Thursday, November 28, 2013

Tube Maps

Many organisations are seeking ways to better express and analyse the essence of their business architecture. The business architecture and desired changes to the business architecture are the key drivers of business transformation. Many have: capability Maps; lists of business functions, business/functional reference models, and a profusion of details in business process models (which describe in great detail the specific steps but can not readily present a useful overview). They may also have value chain views that focus on an area, product, offering. Many of these models in turn relate to the technology architecture.

Tube Maps can be used to communicate the essential aspects of the business architecture i.e. how enterprise operates as a whole on in a specific area. These views can then be used as a lens to better understand:
planned transformation, gaps, issues and opportunities. They fill a gap between capability maps (which have no concept of flow); value chains (which focus on specific narrow flows, but not organizations or enablement); BP models (which are detailed implementation oriented views with information that is important for implementation, but have too much extraneous detail for most audiences/purposes).

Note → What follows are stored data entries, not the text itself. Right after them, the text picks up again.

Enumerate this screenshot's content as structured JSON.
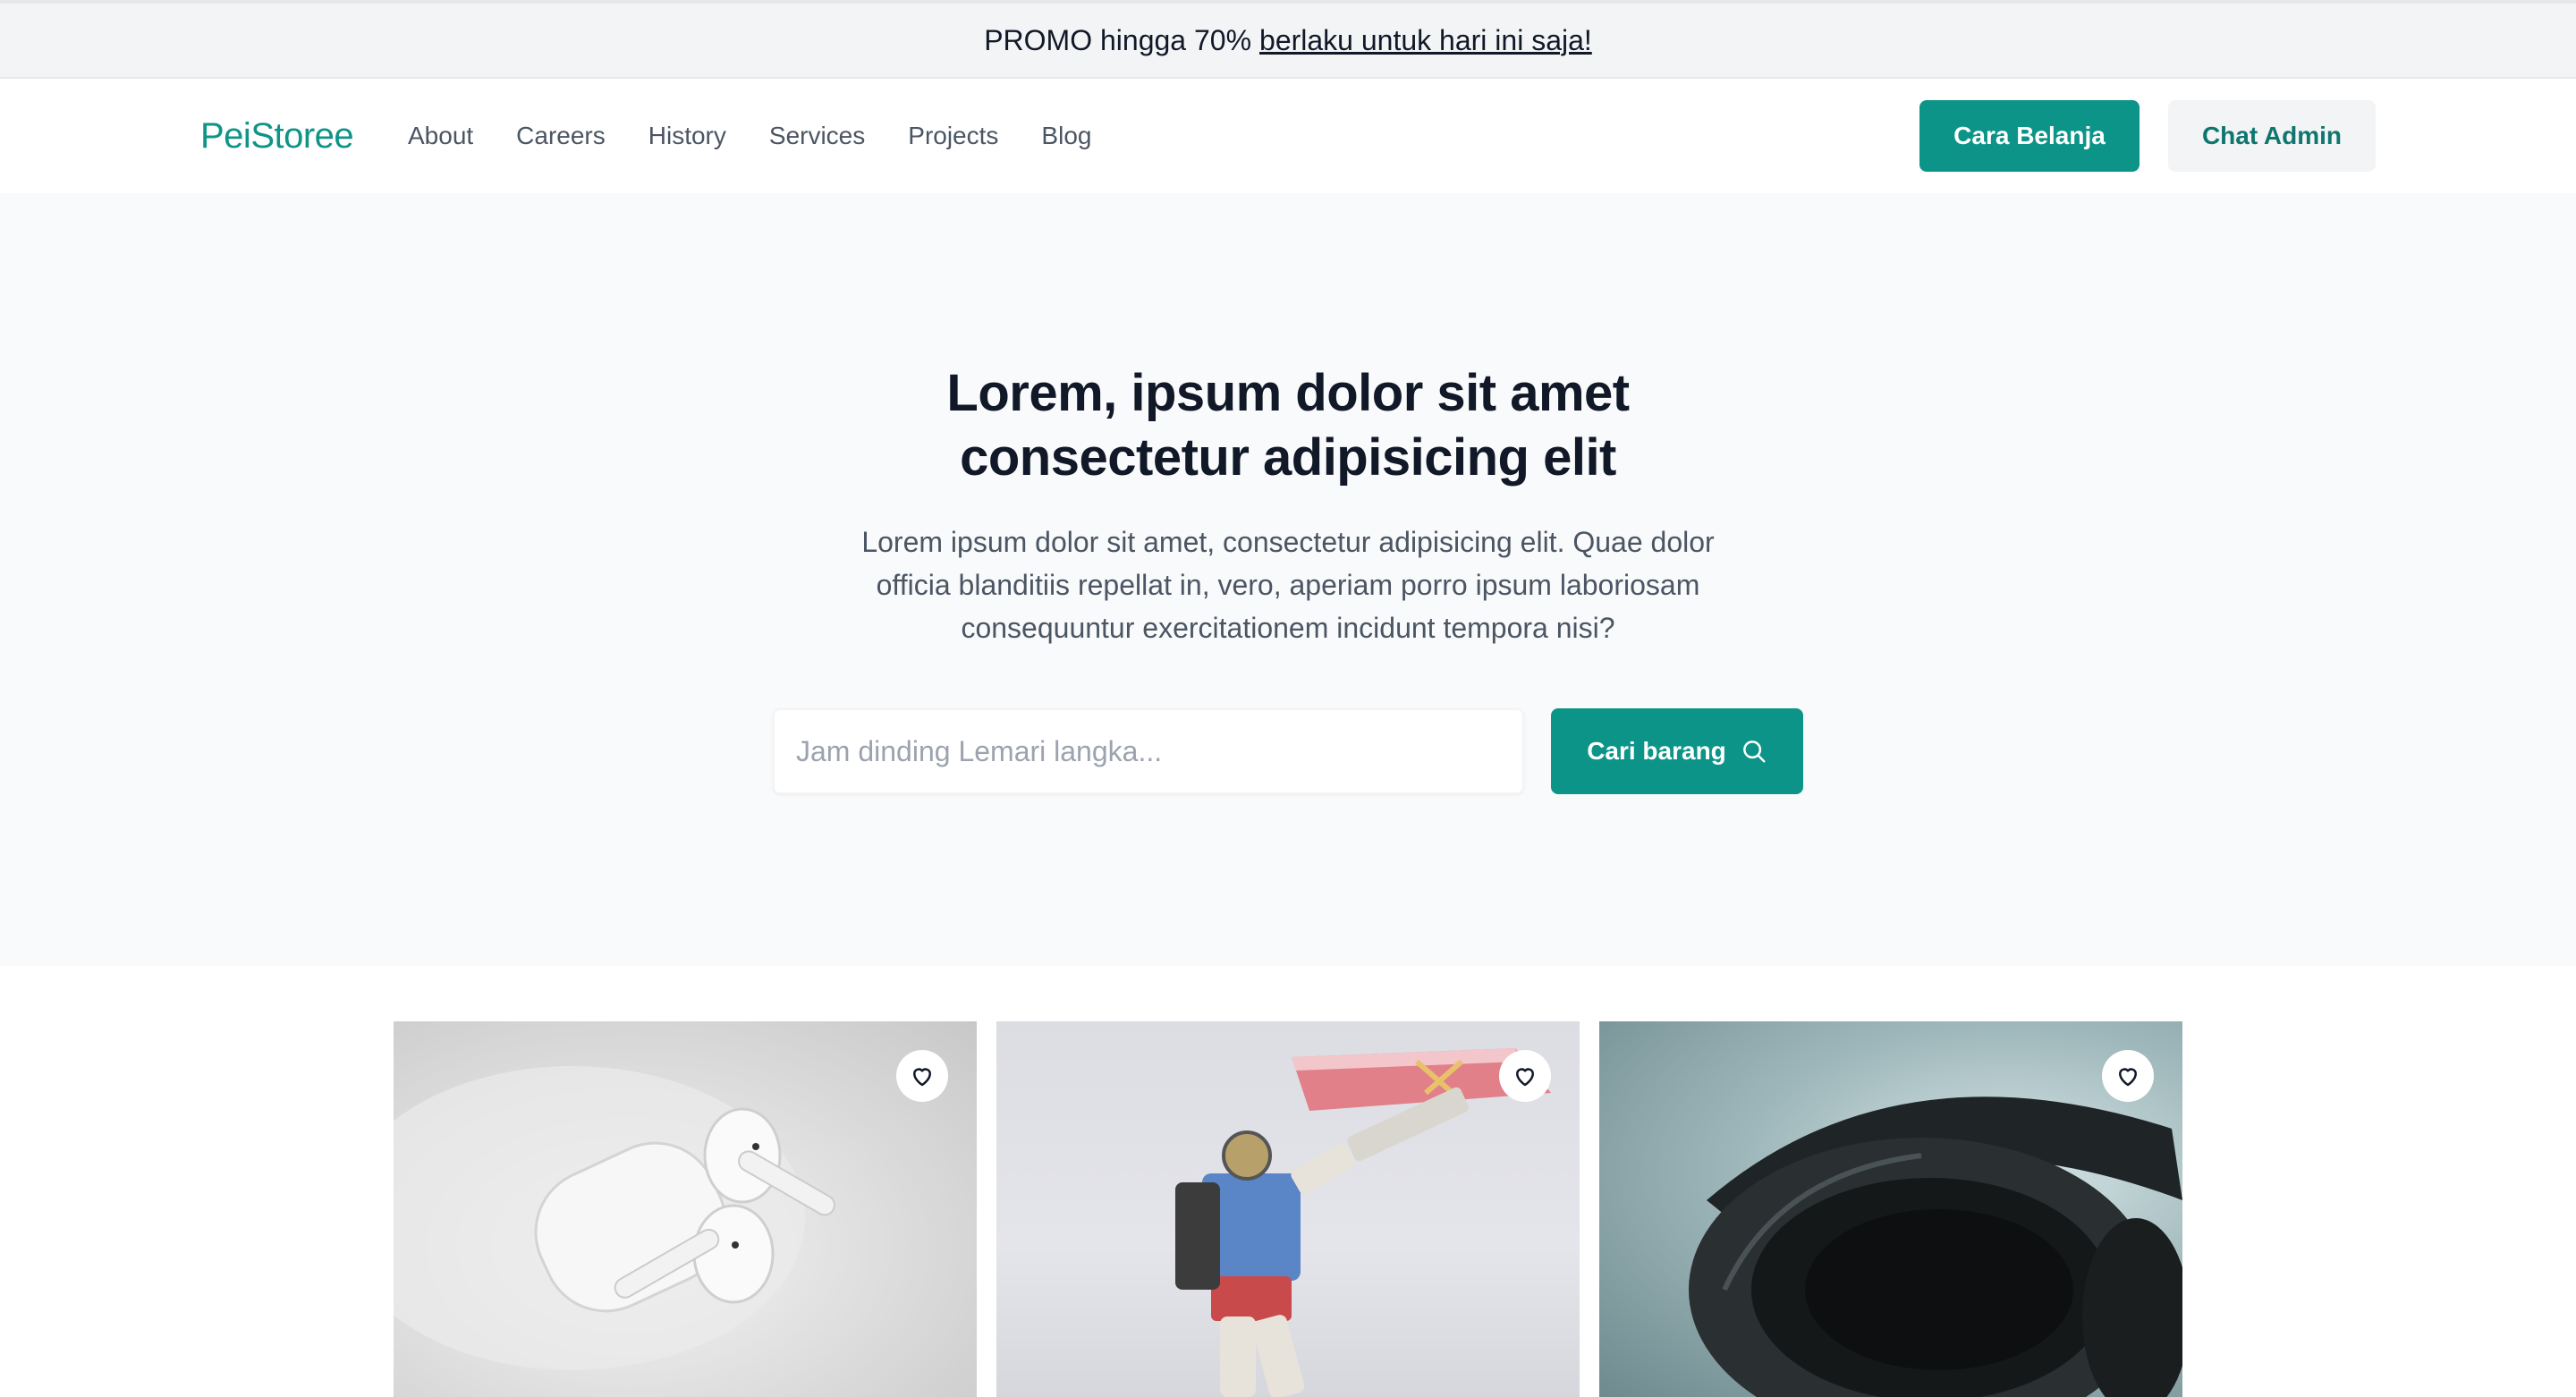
{
  "promo": {
    "text": "PROMO hingga 70%",
    "link": "berlaku untuk hari ini saja!"
  },
  "nav": {
    "logo": "PeiStoree",
    "links": [
      "About",
      "Careers",
      "History",
      "Services",
      "Projects",
      "Blog"
    ],
    "primary_button": "Cara Belanja",
    "secondary_button": "Chat Admin"
  },
  "hero": {
    "title_line1": "Lorem, ipsum dolor sit amet",
    "title_line2": "consectetur adipisicing elit",
    "subtitle_line1": "Lorem ipsum dolor sit amet, consectetur adipisicing elit. Quae dolor",
    "subtitle_line2": "officia blanditiis repellat in, vero, aperiam porro ipsum laboriosam",
    "subtitle_line3": "consequuntur exercitationem incidunt tempora nisi?",
    "search_placeholder": "Jam dinding Lemari langka...",
    "search_button": "Cari barang"
  },
  "products": [
    {
      "image": "white-earbuds-photo",
      "favorite_icon": "heart-icon"
    },
    {
      "image": "robot-figure-photo",
      "favorite_icon": "heart-icon"
    },
    {
      "image": "black-headphones-photo",
      "favorite_icon": "heart-icon"
    }
  ],
  "colors": {
    "accent": "#0d9488",
    "promo_bg": "#f3f4f6",
    "hero_bg": "#f9fafb",
    "secondary_button_bg": "#f3f4f6"
  }
}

Tube Maps are selective in what present, often tending to focus on unique and value generation rather than internal governance and operational processes (i.e. as these process are usually fairly generic and dealt with by COTS applications). Tube can automatically generated using our methods and solutions leveraging data held on capabilities, functions, processes etc.

In a funny way it is kind of amusing all the noise about BP models (which are of course implementation specific - with their specific sequencing, roles etc.) and capability models - without any really useful discussion on what visually fits between the single capability map and the hundreds or thousands of swimlane diagrams.

Parallels can be seen in the existence of thousands of ER models and table - but no really clearly communication information models.

So what we might have is:

  • Business Capabilities - 100-200 elements (usually structured in a 2-3 level hierarchy - which we present in capability maps, landscape/matrix maps etc. Often just showing the top couple of levels. These are exist independent of any implementation they are things we need to be able to do.
  • Business Functions - 500-3000 elements at least one function (usually more) for each Capability (and vice versa). These are largely implementation agnostic (i.e. exactly: how, who, when, where, etc. will change).
  • Business process models - 5,000-10,000+ elements, which elaborate one or more functions, are implementation specific, often presented in swim lanes (ideally surrounded by context - who, how, why, etc.)
  • Use case - which elaborates the relationship between a BP element and a system/role (either via ICOM or direct). These are obviously not just implementation specific but really engineering specific views to describe the expected behaviour of systems for design or testing.

So it looks something like:

  • Capabilities - Travel around city and country side 
  • Functions - Go shopping, Take children to school, Go to from/work  
  • Process - Go Shopping - Get in car, back out of drive way, drive to shops [navigation system has details], ... stop car, park, shop, pack,  .... drive home, ....
  • Use case - stop car - break pedal - press on the break pedal (after precondition of stop pressing on accelerator) and car come to halt. If not press harder or panic/ 

You could try and record this all as different levels of BP if you really want to I guess - the Capabilities and Function do not really have the characteristics of processes. A dictionary defines process as"
"A series of actions or steps taken in order to achieve a particular end", "A systematic series of mechanize/chemical operations that are performed in order to produce something". So for something to be a process there is clearly implementation of series and sequence (which is may not exist for functions "An activity intended for/natural to a person/thing"). If I am buying a car I probably don't need Use Case (I may well not need Process models - Function will usually be enough).